Arcade’s lo-fi Line, Taped, is filled with thick and saturated sawtooth sounds. And even more aggressive saws can be found in another Line called Lead. There are even Minimoog-like sounds in unexpected places, like the R&B Line, Honey. (Pro tip: Make sure to grab an Instrument called Classic Touch. It’s a wide triangle waveform with built-in macros that add complex delay and gooey, pulsating warbles.)
Things get really interesting inside Arcade’s Tweak menu, which gives you more control over a sound’s filters and envelopes than Moog and friends could have ever imagined 50 years ago. There are loads of modulation options, a randomizer, and even the ability to mix and match waveform layers to give sounds more depth and oomph.
No matter if you’re using Arcade’s Samplers or Instruments, it’s a great tool for churning out song ideas in a quick and intuitive way. Bonus: You can try it risk-free. Get the free trial for instant access to tens of thousands of royalty-free loops, patches, and one-shots that go way beyond the Minimoog.
2. Diva by u-he
Pros: Flexible, allows you to mix and match sounds from various pieces of gear
Cons: A CPU beast
At just under $200, u-he’s Diva is the priciest of the Minimoog emulators, yet still doesn’t come close to the cost of swooping an original up (they sell for upwards of $12,000).
Diva stands for Dinosaur Impersonating Virtual Analog, and u-he claims it packs 40 years of synthesizer history into one shiny red rectangle. Each of its filter and oscillator banks has dropdown menus that allow you to mix and match recreations of vintage analog gear.
In its default mode, it’s pretty faithful to the Minimoog with a similar range of sound and timbre. To start toying around, check out the Trimmer and Modifications panels. This is where you can achieve some of the inherent variances that make hardware so much fun. Each circuit board is slightly different, leading to tiny tweaks in how a modulation affects the sound.
Options to invert, quantize, and add lag take the Diva beyond the original instruments it was intended to recreate.
3. Monark by Native Instruments
Pros: Wide and deep sounds
Cons: Reaktor or Reaktor Player required, no external input
A longtime part of the Native Instruments core line of VSTs, Monark is a digital reproduction of the Minimoog for under $100. Although it’s a sonic copycat, there are some aesthetic adjustments. The Minimoog’s vintage woodgrain is replaced with a sleek slate gray interface, with the key oscillators, filters, and envelopes in roughly the same place.
Monark shines in its lively, full-bodied reinterpretation of the Minimoog’s classic sound, and each oscillator has a sheen and harmonic presence.

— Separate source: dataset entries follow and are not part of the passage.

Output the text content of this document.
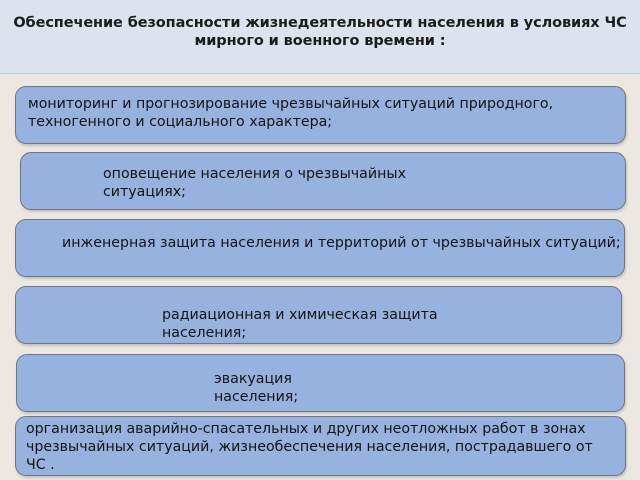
Обеспечение безопасности жизнедеятельности населения в условиях ЧС мирного и военного времени :

мониторинг и прогнозирование чрезвычайных ситуаций природного, техногенного и социального характера;

оповещение населения о чрезвычайных ситуациях;

инженерная защита населения и территорий от чрезвычайных ситуаций;

радиационная и химическая защита населения;

эвакуация населения;

организация аварийно-спасательных и других неотложных работ в зонах чрезвычайных ситуаций, жизнеобеспечения населения, пострадавшего от ЧС .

If you want to dirty up the sounds, Monark has a feedback control that gets pretty grimy at its most extreme.
One drawback of Monark is that it isn’t a standalone synth. Instead, you have to use it with Reaktor or the free Reaktor Player. It’s also not for those who expect banks of pristine presets. Be prepared to put in some work to sculpt the sounds you want.
4. Mini V by Arturia
Pros: Mostly sounds like an authentic Minimoog
Cons: Eats up CPU fast and can overload
Arturia leaned in hard to create a 100 percent digital faithful recreation of the Minimoog (probably because the company collaborated directly with Robert Moog to create it).
As a company, Arturia prides itself on authentic analog modeling. It’s a complicated process to coax analog warmth, bite, and scream out of a digital instrument. But Arturia unlocked the code (quite literally) and found a way to recreate Robert Moog’s famous ladder filter.
And, while Arturia sought to stay faithful to the original Minimoog in both design and sound, they did add some extras. The most obvious is that Arturia’s Mini V is polyphonic instead of monophonic. It also comes with a fully fleshed-out set of additional modulation options to bring the sound of the Minimoog into the modern era.